The entire quadtree fits in one flat Table<u64, ...>. A single integer addresses any cell at any depth — no nested objects, no tree pointers.
Natural Depth: O(1) Placement
Every parcel lands in exactly one cell. The natural_depth function finds it:
// onchain/protocol/sources/core/index.move, lines 834-853
public(package) fun natural_depth(
min_x: u32,
min_y: u32,
max_x: u32,
max_y: u32,
max_depth: u8,
): u8 {
let mut depth = max_depth;
while (depth > 0) {
let shift: u8 = max_depth - depth;
if (
(min_x >> shift) == (max_x >> shift)
&& (min_y >> shift) == (max_y >> shift)
) {
return depth
};
depth = depth - 1;
};
0
}
At each depth, the algorithm shifts the bounding box corners to that depth's resolution. If both corners land in the same cell, the parcel fits there. A city block lands deep in the tree; a continental territory lands near the root. One pass finds the right level.
Natural depth makes both registration and removal O(1) in dynamic field operations. Insert writes one entry; remove deletes one entry. The parcel's geographic size doesn't change the operation count.
Every parcel uses exactly one cell, regardless of geographic size. One table::add call per registration. A 10 km × 10 km farm costs the same storage gas as a 10 m × 10 m house.
The Numbers: Cost Formula and Reduction
The legacy grid stored each parcel in every cell it touched — up to 36. Testnet measurements produced this insertion cost formula:
$$ \text{Cost}_{\text{insert}} = 1\text{M} + 2.7\text{M} \times K + 3\text{M} + 0.5\text{M} \times m \quad (\text{MIST}) $$
K is cells covered, m is convex parts. Grid cell entries were the dominant term: 68% of insertion cost.
Under the legacy grid, a parcel spanning 36 cells paid 36 × 2.7M = 97.2M MIST in cell storage alone. Under the quadtree, the same parcel uses one cell. 2.7M MIST. A 97% reduction. The 2.7M × K term went from a variable scaling with parcel size to a constant.

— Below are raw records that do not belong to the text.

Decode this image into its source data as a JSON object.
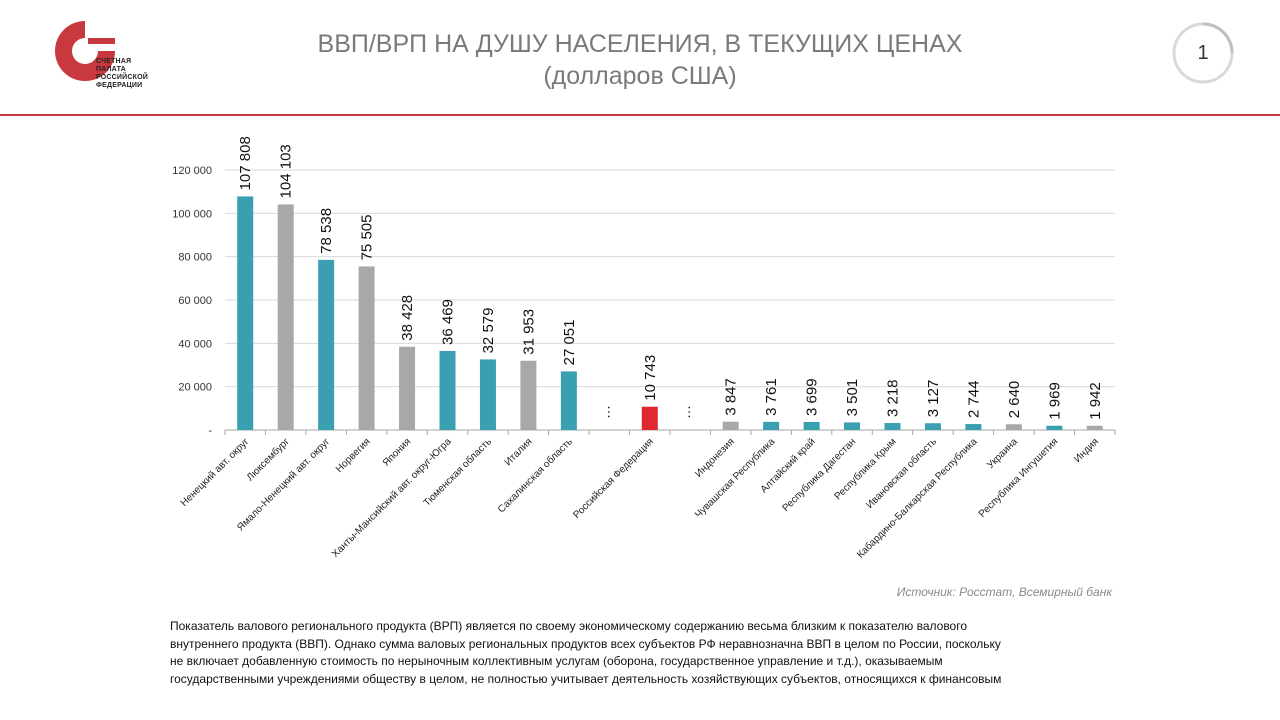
{
  "logo": {
    "lines": [
      "СЧЕТНАЯ",
      "ПАЛАТА",
      "РОССИЙСКОЙ",
      "ФЕДЕРАЦИИ"
    ],
    "color": "#c8383f"
  },
  "header": {
    "title_line1": "ВВП/ВРП НА ДУШУ НАСЕЛЕНИЯ, В ТЕКУЩИХ ЦЕНАХ",
    "title_line2": "(долларов США)",
    "page_number": "1"
  },
  "chart_data": {
    "type": "bar",
    "categories": [
      "Ненецкий авт. округ",
      "Люксембург",
      "Ямало-Ненецкий авт. округ",
      "Норвегия",
      "Япония",
      "Ханты-Мансийский авт. округ-Югра",
      "Тюменская область",
      "Италия",
      "Сахалинская область",
      "",
      "Российская Федерация",
      "",
      "Индонезия",
      "Чувашская Республика",
      "Алтайский край",
      "Республика Дагестан",
      "Республика Крым",
      "Ивановская область",
      "Кабардино-Балкарская Республика",
      "Украина",
      "Республика Ингушетия",
      "Индия"
    ],
    "values": [
      107808,
      104103,
      78538,
      75505,
      38428,
      36469,
      32579,
      31953,
      27051,
      null,
      10743,
      null,
      3847,
      3761,
      3699,
      3501,
      3218,
      3127,
      2744,
      2640,
      1969,
      1942
    ],
    "value_labels": [
      "107 808",
      "104 103",
      "78 538",
      "75 505",
      "38 428",
      "36 469",
      "32 579",
      "31 953",
      "27 051",
      "…",
      "10 743",
      "…",
      "3 847",
      "3 761",
      "3 699",
      "3 501",
      "3 218",
      "3 127",
      "2 744",
      "2 640",
      "1 969",
      "1 942"
    ],
    "bar_colors": [
      "#3a9fb1",
      "#a8a8a8",
      "#3a9fb1",
      "#a8a8a8",
      "#a8a8a8",
      "#3a9fb1",
      "#3a9fb1",
      "#a8a8a8",
      "#3a9fb1",
      null,
      "#e0282e",
      null,
      "#a8a8a8",
      "#3a9fb1",
      "#3a9fb1",
      "#3a9fb1",
      "#3a9fb1",
      "#3a9fb1",
      "#3a9fb1",
      "#a8a8a8",
      "#3a9fb1",
      "#a8a8a8"
    ],
    "yticks": [
      "-",
      "20 000",
      "40 000",
      "60 000",
      "80 000",
      "100 000",
      "120 000"
    ],
    "ylim": [
      0,
      120000
    ],
    "grid": true,
    "title": "",
    "xlabel": "",
    "ylabel": ""
  },
  "source_text": "Источник: Росстат, Всемирный банк",
  "body_lines": [
    "Показатель валового регионального продукта (ВРП) является по своему экономическому содержанию весьма близким к показателю валового",
    "внутреннего продукта (ВВП). Однако сумма валовых региональных продуктов всех субъектов РФ неравнозначна ВВП в целом по России, поскольку",
    "не включает добавленную стоимость по нерыночным коллективным услугам (оборона, государственное управление и т.д.), оказываемым",
    "государственными учреждениями обществу в целом, не полностью учитывает деятельность хозяйствующих субъектов, относящихся к финансовым"
  ]
}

Multi-Resolution Hierarchy On-Chain
Google S2 solved multi-resolution spatial indexing with Hilbert curves — float projections, trigonometric math, none of it possible inside a Move smart contract. The depth-prefixed Morton key achieves the same structural result with pure integer bit manipulation: a unique key per cell per depth, computable in a handful of bit operations.
A flat table of integers replaces a recursive tree of objects. Dynamic fields make that table unbounded — an on-chain spatial index that scales with planet-sized data, not with the gas budget.
The data structure is still straightforward. Now the storage cost is too.